Шрифт:
Закладка:
Спас Господь нас от одной беды, а другая вот она. Кормить ведь нужно детей. Продовольствия завхозы крепко убавили. Все ходячие ребята, и мы с ними, с утра в лес. Дички собирать, шиповник, боярышник, тёрн. Да ведь человек на ягодках не долго протянет. Кого ещё посылать. Сама по аулам ходила, меняла одежонку лишнюю, простыни, безделицы уцелевшие — на хлеб, на кукурузу, на картошку. Чего дадут — лишь бы есть было можно.
Снег выпал, а дров нет. Пришлось идти в лес, деревца рубить. Силёнок мало, а палаты огромные, холод. И беда к беде. Гестапо в Теберду приехало. Приказали составить списки детей красных командиров, коммунистов и евреев. Назначили нам главного врача, Петренко фамилия. Грешница, не могу простить эту самую Петренко! Списки составляла дотошно. Сердючка наша, Аннушка, — смелая голова — пробралась ночью в её кабинет и два листа из журнала с тем списком выдрала аккуратненько. Шестьдесят жизней спасла.
— А ты, прабабушка? — спросила Поля.
— Я за Дору Петренко скандал устроила. «Вычёркивайте, — требую. — Сама ее отца видела — он врач». А какое врач — комбриг. И уж, конечно, коммунист. Ещё Мару отстояла. Убедила, что ее родители не евреи, а греки.
— Они были греки?
— Нет, Полинка, но спасая человека, сказать неправду — святое дело. Ночью перед страшным днём, в моё как раз дежурство, мальчик один позвал. «Я, — говорит, — в списке первый. Окрестите меня». «Деточка, — шепчу ему. — Священника и в России теперь не найдёшь, церкви закрыты, а здесь и подавно страна мусульманская». «Тогда, — говорит, — попросите Бога сами за меня и святой водичкой на меня побрызгайте». «Помолюсь! — отвечаю. — Как умею, помолюсь, но воду без священника, нельзя освятить. Да и креста взять неоткуда». Он глазёнками смотрит ласково, а сказал — совсем ведь мальчишечка — по-мужски: «Вы сами крестик сделайте. Пусть деревянный, но опустите его в воду, прочитайте молитву».
— Немцы его не убили?
— Мама! — бабушка даже с полу поднялась. И прабабушка поднялась. И Поля.
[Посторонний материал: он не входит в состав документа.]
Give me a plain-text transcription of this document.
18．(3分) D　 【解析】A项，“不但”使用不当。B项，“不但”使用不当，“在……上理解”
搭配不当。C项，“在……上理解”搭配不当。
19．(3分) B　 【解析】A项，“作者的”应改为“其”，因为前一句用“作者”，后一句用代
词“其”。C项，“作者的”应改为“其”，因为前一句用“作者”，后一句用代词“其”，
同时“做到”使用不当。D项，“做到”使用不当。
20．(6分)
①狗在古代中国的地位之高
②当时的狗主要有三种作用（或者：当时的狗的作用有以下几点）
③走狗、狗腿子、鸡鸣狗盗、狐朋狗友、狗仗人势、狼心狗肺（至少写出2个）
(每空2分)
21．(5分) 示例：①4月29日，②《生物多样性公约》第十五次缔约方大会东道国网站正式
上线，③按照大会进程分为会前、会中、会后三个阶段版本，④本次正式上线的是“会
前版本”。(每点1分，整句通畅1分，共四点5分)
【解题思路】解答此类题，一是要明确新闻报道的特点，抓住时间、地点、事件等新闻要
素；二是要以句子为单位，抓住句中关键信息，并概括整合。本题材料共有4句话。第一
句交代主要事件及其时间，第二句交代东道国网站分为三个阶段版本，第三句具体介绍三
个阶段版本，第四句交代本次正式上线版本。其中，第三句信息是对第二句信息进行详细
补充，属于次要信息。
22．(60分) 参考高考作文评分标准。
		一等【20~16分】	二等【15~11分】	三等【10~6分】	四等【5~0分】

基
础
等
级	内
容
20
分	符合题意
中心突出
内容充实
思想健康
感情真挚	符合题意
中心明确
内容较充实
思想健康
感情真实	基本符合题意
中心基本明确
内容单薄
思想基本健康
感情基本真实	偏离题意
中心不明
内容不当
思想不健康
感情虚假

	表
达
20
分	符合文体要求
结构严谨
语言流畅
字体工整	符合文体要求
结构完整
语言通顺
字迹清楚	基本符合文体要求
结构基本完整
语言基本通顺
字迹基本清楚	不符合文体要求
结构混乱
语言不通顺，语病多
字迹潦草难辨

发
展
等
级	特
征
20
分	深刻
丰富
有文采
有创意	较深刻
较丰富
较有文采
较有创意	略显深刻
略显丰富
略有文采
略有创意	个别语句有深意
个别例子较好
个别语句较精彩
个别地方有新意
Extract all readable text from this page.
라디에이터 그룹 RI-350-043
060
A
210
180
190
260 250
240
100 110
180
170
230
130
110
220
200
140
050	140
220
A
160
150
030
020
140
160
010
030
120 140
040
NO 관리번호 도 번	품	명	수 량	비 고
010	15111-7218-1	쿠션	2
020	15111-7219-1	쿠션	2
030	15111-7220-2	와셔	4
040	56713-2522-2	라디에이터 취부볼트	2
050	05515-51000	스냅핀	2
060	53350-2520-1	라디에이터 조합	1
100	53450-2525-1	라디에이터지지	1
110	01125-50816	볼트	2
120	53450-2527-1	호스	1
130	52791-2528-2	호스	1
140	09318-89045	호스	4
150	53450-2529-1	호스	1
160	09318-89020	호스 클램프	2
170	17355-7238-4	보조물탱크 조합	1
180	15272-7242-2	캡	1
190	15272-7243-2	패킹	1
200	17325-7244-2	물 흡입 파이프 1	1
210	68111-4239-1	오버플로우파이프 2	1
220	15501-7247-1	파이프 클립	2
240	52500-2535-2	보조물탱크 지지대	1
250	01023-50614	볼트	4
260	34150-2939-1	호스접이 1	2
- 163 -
К столу сели.
Поля сказала:
— Бабушка-прабабушка, ты говори правду без утайки. Я переживу.
— Ах, Полюшка! Даже досказывать такое тоже силы надобны. Положили в эту проклятую машину наших мальчиков и девочек. Друг на дружку, как дрова. Они же в гипс закованы. Больших, маленьких, совсем маленьких. По списку.
— А того мальчика?!
— Мимо прошли. Уцелел. Но всех других газом уморили. А потом собрали взрослых евреев. Отвели подальше, приказали могилу выкопать и всех расстреляли. Врачи на гуманность надеялись. Немцы, мол, Европа. А Европа-то вон какая.
— Это же были фашисты! — сказала Поля.
— А кто Югославию в наши мирные дни бомбил? Как раз демократы. И всё-таки самое страшное, Полюшка, это было утром к ребяткам идти. Они смотрят и все хотят есть, а у нас с Аннушкой да с тёзкой-то твоей горячая вода с ложкой крупы. На второе опять горячая вода с горсткой каких-нибудь ягод. Ни лекарств, ни бинтов. И шестьсот глаз.
— Тысяча двести, — сказала Поля.
— А мы всё-таки жили! Даже ёлка у нас была. Сорок третий год встречали, как положено. С подарками — всем по кусочку сахару. Но главным подарком были разведчики. Наши! И мы стали ждать — армию. Дождались. У нас очень мало умерло. Дети были совсем маленькие, но терпеть умели и перетерпели. И я с ними перетерпела.
— Но халата белого больше не носила! — сказала бабушка.
— Не могла. На стройку пошла работать, в педучилище поступила. С детьми-то не рассталась. Принимаешь первоклашек, а выпускаешь грамотный, умный народ. Десятилеточек. В начальной школе ребята и порядок любят, и учиться хотят. Всё понимают, всё у них получается. Это потом — алгебра, тригонометрия, анализ литературных образов, и прочее, прочее.
— Ты говоришь это так, будто науки не надобны! — рассердилась бабушка.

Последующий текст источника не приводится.